Antibody Pair Development Service for Sandwich ELISA & Lateral Flow Assays

An antibody pair usually includes a capture antibody and a detection antibody. In a sandwich ELISA, the capture antibody binds the target antigen first, while the detection antibody binds another accessible epitope on the same antigen to generate the measurable signal.

For the pair to work, the two antibodies must recognize compatible, non-overlapping epitopes. If they compete for the same binding site or interfere with each other, the assay may produce weak signal, high background, or poor sensitivity.

Yes. Boster can develop matched antibody pairs for the same target and evaluate candidate antibodies for capture and detection compatibility. The workflow may include antigen design, immunization, antibody generation, pair screening, recombinant protein standard preparation, and assay-format validation.

The final strategy depends on the target antigen, species, assay format, sample type, and required performance metrics.

You may provide your own antigen if it is already available and suitable for immunization and screening. If not, Boster can help design and produce recombinant protein or other antigen formats based on your target and assay requirements.

Antigen design is especially important for native-state immunoassays, membrane proteins, glycoproteins, modified proteins, and targets where epitope accessibility affects assay performance.

Price comparison should look beyond the initial quote. A lower-cost project may become expensive if the delivered antibodies do not pair effectively, require repeated screening, or cannot support your intended assay format.

When comparing providers, check whether the quote includes antigen design, recombinant protein production, antibody generation, pairing validation, epitope analysis, standard curve testing, QC documentation, and scale-up support.

For suitable RUO targets, Boster custom antibody development starts at $1,300 per antibody. Final pricing depends on target complexity, antigen format, screening depth, and validation requirements.

A typical antibody pair development project requires approximately 5–8 months from project initiation to delivery of validated antibody pairs. This timeline may include antigen production, immunization, immune response maturation, clone screening, pairing validation, final antibody production, and QC documentation.

Timeline variations depend on antigen complexity, whether antigen production is required, the selected antibody strategy, and the depth of validation needed for your assay.

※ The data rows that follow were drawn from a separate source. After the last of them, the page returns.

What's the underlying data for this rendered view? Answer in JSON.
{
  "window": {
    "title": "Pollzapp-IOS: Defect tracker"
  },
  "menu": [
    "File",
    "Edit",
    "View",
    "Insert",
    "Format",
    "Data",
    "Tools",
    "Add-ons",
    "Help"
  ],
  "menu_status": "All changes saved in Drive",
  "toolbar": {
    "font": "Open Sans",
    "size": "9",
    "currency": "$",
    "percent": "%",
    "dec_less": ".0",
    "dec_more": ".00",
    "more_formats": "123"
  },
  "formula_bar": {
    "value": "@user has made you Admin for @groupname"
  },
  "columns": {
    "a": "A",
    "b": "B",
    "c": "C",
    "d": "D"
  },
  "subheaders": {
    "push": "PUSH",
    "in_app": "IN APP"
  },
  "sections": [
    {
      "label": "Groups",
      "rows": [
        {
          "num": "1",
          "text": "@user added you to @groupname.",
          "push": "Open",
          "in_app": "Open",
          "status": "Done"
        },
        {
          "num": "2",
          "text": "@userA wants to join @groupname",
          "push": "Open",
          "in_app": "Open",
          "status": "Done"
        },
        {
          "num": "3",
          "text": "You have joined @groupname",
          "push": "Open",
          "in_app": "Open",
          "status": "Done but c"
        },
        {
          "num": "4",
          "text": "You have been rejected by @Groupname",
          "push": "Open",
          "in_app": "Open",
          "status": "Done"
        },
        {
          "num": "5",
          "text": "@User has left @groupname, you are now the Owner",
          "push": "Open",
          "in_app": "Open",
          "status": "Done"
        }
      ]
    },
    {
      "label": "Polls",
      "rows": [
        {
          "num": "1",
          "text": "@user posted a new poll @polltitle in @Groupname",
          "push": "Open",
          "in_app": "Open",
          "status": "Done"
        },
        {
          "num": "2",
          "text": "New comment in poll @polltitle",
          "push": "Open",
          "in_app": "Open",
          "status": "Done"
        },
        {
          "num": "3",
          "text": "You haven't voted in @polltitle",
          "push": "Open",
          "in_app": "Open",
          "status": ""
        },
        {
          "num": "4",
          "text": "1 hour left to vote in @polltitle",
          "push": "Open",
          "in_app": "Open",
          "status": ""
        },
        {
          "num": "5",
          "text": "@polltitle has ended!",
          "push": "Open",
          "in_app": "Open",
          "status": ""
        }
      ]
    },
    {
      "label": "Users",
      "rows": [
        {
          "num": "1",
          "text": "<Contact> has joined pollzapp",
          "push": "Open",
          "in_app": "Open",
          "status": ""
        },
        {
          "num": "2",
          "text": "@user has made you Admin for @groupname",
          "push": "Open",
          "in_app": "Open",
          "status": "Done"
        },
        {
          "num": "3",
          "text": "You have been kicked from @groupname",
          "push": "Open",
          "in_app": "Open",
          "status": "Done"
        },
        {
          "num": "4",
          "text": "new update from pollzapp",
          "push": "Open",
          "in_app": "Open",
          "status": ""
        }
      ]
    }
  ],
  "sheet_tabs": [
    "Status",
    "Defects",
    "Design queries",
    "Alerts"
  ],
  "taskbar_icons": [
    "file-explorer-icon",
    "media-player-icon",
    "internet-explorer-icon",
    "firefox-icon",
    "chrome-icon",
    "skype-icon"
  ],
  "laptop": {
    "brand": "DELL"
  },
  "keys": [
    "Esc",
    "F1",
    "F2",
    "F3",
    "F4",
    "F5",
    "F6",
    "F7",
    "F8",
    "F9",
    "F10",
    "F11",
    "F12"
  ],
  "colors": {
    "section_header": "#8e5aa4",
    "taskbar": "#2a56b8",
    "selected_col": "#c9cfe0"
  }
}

Yes. Boster can support challenging antigen classes including membrane proteins, glycoproteins, modified proteins, low-abundance biomarkers, and targets with limited commercial antibody availability.

For difficult targets, antigen format and screening design are critical. Depending on the project, strategies may include extracellular domains, recombinant fragments, peptides, modified antigen formats, or other approaches designed to improve epitope accessibility and pair discovery.

Standard deliverables may include purified antibodies, recommended pair combinations, pairing validation data, recombinant protein standard information, standard curve data, specificity testing, sensitivity assessment, linear range evaluation, signal-to-background analysis, and recommended assay conditions.

Depending on project scope, additional documentation may include affinity measurements, epitope mapping or binning information, batch-to-batch consistency data, stability testing, and scale-up documentation.

Yes. Boster can support downstream scale-up planning and reagent supply based on project requirements. For clients moving from discovery to assay development or commercialization, documentation and manufacturing considerations can be discussed during project planning.

Available support may include production planning, QC method guidance, batch consistency testing, and technical support for downstream assay optimization.

Pairing-focused screening is designed to reduce the risk of pair failure, but some targets remain challenging. If initial screening does not identify a pair that meets your specifications, Boster can review potential causes such as antigen format, epitope accessibility, immune response quality, screening stringency, or assay conditions.

Based on the review, the project may be adjusted through alternative antigen formats, modified screening criteria, additional candidate evaluation, or revised assay development strategy. Milestone-based communication helps you make informed decisions before committing to additional work.